Salah satu hak atas tanah menurut UUPA (undang undang pokok agraria) adalah Hak milik diatur dalam UU Pokok Agraria dalam Pasal 20-27 yang menjelaskan bahwa hak milik adalah turun-temurun, terkuat, dan terpenuh yang dapat dipunyai orang atas tanah, dengan mengingat ketentuan dalam Pasal 6 yaitu mempunyai fungsi sosial.
Kasus ini bermula dari konflik antara warga Desa di Sulawesi Selatan dengan pihak yang mengklaim sebagai pemilik lahan di tempat tersebut yaitu ahli waris Daeng Sija yang bernama Murring. Warga desa menolak dan menganggap ahli waris tersebut mengada-ada, melihat hal tersebut pemerintah melakukan upaya musyawarah tetapi tidak pernah ada yang mencapai kesepakatan, akhirnya ahli waris mengungat 28 petani di pengadilan negeri. Pengugat menghadirkan saksi pendukung yaitu Muajji dalam pernyataannya ia mengatakan bahwa kepemilikan tanah itu milik Daeng Sija dengan nama kepemilikan oleh istrinya Badjdje Binti Besse Po'ro dan adapun surat keterangan yang ditulis pada 16 Agustus 2018 dengan materai Rp 6.000 menyatakan bahwa lahan yang dilindungi benar milik Daeng Sija. Pada putusan pengadilan 28 Mei 2020 hakim memutuskan gugatan tersebut dengan status NO (Niet Ontvankelijke Verklaard).

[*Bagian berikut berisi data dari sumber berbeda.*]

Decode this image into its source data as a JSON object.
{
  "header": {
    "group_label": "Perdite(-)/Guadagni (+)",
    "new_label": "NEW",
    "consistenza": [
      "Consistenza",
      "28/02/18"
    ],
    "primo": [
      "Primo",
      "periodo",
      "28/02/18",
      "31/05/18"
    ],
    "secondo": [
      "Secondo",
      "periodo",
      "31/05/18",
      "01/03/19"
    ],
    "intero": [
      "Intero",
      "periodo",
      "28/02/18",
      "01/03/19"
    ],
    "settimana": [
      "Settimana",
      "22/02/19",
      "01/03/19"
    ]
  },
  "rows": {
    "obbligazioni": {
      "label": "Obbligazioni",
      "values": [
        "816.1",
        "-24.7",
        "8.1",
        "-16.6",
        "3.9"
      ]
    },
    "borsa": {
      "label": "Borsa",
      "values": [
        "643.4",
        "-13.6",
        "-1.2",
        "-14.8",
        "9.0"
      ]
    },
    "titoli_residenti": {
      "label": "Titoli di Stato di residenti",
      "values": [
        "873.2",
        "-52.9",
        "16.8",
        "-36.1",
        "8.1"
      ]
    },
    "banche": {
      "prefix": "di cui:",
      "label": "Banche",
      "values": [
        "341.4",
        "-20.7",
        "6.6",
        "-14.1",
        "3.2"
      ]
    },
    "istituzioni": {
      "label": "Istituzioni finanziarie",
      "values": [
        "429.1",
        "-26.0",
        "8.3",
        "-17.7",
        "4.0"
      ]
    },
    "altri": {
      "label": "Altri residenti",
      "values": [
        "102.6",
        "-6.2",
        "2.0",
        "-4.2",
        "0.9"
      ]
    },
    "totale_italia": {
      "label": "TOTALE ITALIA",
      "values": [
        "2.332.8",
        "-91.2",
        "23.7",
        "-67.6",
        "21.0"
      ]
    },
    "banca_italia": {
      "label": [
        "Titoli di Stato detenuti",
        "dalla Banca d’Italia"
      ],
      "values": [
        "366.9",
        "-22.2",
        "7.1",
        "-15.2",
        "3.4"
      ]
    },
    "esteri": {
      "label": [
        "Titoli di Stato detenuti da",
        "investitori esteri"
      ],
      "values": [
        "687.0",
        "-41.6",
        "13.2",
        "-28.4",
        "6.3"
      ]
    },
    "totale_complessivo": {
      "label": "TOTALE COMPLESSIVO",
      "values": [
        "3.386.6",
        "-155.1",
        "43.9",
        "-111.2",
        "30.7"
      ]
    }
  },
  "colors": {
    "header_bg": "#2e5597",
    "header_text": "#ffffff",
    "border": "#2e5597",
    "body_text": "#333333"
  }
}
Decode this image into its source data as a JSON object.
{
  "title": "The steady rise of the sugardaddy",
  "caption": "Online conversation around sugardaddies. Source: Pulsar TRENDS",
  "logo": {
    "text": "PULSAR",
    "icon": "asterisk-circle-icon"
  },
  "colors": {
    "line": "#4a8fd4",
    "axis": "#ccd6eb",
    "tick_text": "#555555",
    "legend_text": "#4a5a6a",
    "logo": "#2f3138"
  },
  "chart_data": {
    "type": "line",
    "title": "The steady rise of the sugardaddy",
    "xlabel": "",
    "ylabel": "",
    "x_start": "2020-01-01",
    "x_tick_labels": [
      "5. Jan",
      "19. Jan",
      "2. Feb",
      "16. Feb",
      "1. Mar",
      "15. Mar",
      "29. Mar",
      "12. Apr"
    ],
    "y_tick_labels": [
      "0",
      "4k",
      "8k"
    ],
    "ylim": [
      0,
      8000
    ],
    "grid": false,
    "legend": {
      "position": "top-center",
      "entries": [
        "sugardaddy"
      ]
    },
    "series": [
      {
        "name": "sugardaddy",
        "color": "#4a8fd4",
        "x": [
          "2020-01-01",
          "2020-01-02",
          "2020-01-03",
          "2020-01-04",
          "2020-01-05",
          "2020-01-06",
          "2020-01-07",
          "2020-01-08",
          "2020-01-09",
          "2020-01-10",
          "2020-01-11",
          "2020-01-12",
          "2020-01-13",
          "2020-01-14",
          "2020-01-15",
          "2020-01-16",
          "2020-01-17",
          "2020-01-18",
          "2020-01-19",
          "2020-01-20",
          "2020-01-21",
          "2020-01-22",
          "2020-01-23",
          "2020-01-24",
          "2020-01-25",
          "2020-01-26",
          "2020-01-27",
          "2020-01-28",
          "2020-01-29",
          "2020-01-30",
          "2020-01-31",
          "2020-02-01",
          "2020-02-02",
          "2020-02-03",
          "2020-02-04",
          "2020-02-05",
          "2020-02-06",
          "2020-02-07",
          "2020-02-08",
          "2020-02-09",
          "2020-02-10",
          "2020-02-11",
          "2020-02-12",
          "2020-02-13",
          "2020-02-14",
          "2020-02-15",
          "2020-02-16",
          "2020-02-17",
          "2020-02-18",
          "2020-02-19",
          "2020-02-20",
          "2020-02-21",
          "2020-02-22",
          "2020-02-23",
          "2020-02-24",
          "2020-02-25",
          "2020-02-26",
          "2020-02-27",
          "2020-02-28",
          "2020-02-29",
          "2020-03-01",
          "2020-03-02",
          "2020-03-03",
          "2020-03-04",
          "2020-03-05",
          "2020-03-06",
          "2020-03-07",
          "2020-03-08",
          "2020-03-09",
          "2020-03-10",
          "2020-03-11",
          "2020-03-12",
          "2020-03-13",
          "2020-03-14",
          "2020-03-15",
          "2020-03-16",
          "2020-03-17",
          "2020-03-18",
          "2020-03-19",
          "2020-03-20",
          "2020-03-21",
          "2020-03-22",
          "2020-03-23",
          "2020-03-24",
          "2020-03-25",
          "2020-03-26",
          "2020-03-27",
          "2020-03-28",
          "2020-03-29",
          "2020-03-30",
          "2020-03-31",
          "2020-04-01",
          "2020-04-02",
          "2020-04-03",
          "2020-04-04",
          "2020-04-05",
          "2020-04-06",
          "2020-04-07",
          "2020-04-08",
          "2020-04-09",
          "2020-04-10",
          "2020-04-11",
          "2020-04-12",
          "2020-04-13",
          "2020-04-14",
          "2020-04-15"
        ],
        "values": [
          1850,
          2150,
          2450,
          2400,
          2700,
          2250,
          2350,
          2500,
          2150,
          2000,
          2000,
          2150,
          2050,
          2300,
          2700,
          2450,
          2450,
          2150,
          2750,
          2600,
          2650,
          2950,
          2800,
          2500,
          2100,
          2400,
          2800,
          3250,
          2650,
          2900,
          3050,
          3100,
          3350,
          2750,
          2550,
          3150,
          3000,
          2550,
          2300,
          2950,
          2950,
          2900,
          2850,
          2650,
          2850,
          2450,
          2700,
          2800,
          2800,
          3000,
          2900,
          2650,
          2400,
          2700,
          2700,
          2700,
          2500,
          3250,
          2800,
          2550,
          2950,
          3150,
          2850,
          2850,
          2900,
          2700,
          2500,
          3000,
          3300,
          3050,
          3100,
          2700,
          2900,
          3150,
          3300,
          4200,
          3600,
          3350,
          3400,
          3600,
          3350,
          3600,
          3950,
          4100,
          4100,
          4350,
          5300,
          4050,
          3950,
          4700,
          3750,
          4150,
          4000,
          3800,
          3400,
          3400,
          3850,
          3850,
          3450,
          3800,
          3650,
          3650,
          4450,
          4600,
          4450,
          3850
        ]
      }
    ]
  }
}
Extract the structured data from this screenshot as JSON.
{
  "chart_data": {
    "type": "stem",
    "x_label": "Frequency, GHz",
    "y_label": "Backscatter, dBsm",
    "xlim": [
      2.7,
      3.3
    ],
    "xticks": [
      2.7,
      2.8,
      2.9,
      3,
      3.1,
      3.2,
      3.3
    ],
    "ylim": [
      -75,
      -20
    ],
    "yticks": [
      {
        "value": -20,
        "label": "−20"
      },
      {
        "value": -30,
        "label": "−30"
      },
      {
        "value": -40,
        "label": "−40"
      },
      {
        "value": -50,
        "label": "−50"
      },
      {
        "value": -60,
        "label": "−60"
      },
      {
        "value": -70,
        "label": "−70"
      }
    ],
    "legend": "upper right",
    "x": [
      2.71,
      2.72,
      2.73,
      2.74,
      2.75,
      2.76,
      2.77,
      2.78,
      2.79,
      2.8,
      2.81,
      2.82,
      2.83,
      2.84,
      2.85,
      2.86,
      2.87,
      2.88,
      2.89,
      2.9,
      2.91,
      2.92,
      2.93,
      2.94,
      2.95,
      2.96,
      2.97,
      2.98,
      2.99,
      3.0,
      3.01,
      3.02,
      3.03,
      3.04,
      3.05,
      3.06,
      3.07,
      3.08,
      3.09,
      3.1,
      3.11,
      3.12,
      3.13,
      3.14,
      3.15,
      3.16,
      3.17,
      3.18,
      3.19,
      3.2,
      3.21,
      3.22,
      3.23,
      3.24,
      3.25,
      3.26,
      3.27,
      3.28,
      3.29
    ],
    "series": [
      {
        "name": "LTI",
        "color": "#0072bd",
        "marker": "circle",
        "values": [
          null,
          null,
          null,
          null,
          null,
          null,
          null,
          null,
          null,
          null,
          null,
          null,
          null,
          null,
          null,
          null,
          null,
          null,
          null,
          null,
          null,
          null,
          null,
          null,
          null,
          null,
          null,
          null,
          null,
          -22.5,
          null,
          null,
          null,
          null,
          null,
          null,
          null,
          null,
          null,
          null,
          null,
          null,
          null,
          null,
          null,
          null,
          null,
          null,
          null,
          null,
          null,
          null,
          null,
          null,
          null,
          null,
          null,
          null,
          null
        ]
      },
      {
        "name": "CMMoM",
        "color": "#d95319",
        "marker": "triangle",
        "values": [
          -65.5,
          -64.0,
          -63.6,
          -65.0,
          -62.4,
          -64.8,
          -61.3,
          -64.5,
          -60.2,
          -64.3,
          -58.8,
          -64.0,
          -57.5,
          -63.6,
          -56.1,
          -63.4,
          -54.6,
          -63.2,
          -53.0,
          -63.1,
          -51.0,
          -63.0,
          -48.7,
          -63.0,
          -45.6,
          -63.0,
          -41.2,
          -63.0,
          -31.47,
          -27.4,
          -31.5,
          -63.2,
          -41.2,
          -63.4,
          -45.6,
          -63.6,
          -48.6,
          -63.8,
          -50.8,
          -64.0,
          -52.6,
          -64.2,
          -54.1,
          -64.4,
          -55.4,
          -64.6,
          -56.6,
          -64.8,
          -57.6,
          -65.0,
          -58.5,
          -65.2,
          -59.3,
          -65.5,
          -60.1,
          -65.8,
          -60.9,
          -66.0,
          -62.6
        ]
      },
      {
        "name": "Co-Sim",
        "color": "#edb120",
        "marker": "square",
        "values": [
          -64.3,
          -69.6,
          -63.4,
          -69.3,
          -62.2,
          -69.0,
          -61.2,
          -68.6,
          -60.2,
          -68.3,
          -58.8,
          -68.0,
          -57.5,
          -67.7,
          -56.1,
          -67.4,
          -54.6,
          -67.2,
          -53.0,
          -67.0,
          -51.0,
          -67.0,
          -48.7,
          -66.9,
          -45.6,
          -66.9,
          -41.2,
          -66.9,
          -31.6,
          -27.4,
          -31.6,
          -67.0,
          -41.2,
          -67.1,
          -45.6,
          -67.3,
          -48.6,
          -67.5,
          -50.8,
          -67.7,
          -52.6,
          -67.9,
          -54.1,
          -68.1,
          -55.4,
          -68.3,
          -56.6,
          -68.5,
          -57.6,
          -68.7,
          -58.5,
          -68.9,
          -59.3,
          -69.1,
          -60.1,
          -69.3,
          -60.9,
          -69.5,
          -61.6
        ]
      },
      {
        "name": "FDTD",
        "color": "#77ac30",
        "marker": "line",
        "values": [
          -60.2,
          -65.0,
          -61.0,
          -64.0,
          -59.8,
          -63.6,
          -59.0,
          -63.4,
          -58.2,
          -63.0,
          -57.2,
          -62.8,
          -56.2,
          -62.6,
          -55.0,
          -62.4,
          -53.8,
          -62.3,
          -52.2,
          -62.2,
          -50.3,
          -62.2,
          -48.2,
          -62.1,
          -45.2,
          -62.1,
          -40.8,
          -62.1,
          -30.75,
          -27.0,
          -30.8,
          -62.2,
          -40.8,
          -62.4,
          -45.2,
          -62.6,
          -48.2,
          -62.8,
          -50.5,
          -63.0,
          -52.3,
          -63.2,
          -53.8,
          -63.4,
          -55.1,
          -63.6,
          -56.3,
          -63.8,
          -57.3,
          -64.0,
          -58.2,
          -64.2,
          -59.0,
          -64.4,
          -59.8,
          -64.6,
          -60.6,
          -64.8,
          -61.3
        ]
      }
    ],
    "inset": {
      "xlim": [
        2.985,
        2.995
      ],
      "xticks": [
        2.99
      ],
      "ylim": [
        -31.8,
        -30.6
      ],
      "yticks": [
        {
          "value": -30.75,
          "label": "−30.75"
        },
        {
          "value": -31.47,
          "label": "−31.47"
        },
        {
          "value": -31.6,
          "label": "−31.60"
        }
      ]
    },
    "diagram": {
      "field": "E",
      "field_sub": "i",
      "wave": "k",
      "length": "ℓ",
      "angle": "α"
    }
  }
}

Hak milik itu sendiri merupakan hak terkuat yang dimiliki oleh orang, dalam kasus diatas hak milik yang dimiliki harus mempunyai bukti yang kuat dan cukup untuk bisa memenangkan serta membuat hakim yakin tentang bukti yang diberikan, pada dasarnya bukti yang di miliki belum cukup kuat untuk menyakinkan hakim serta para tergugat yang lain
Sebagaimana dalam pasal 20 ayat 1 menyatakan bahwa hak milik adalah turun-temurun, terkuat, dan terpenuh yang dapat dipunyai orang atas tanah, dengan mengingat ketentuan dalam Pasal 6 yaitu mempunyai fungsi sosial, Â pasal 19 ayat 2 (c) menyatakan bahwa pemberian surat-surat tanda bukti hak, yang berlaku sebagai alat pembuktian yang kuat dan pada pasal 23 ayat 2 menyatakan bahwa pendaftaran termasuk dalam ayat (1) merupakan alat pembuktian yang kuat mengenai penghapusannya hak milik serta sahnya pelestarian dan pembebanan hak tersebut. Sebagaimana pada pasal-pasal diatas menjelaskan bahwa hak milik merupakan hak terkuat yang dimiliki oleh pemilik tanah pada kasus diatas ditinjau dari aspek hukum ahli waris menghadirkan saksi yang memberikan pernyataan yang sama dengan menyatakan bahwa tanah tersebut milik Daeng Sija (mending Ayah pengugat) tetapi jika ditinjau dari aspek sosial petani (tergugat) atau warga desa telah lama bermukim ditempat tersebut bahkan mereka berkebun sebagai mata pencaharian sekaligus kebutuhan pangannya. Keputusan hakim sebenarnya tidak dapat ditelan mentah-mentah begitu saja kita juga harus melihat pertimbangan hakim kepada tergugat dan pengugat mengapa memenangkan petani. Tapi dalam kasus ini keputusan yang di ambil oleh hakim sudah tepat atau seperti jalan tengah untuk kedua pihak di mana hakim menyatakan status NO (Niet Ontvankelijke Verklaard) yang dimana berarti gugatan tidak dapat di terima, sesuai dengan pernyataan kuasa hukum warga,menyatakan objek yang disengketakan salah tempat, adapun menurutnya persoalan ini terdapat oknum-oknum yang ingin memanfaatkan situasi pasalnya daerah tersebut memang sudah beberapa kali di incar oleh pengusaha dan perusahaan tetapi di tolak oleh warga.
Solusi yang paling tepat adalah dengan memenangkan petani (warga desa) keputusan hakim sudah tepat, pasalnya petani hidup dan tinggal di tempat tersebut sudah lama mata pencaharian merekapun di tempat tersebut wajar saja jika petani (warga desa) memperjuangkan apa yang seharusnya jadi milik mereka adapun ahli waris tersebut tidak terlalu dirugikan pasalnya belum ada kontribusi ahli waris terhadap tempat tersebut.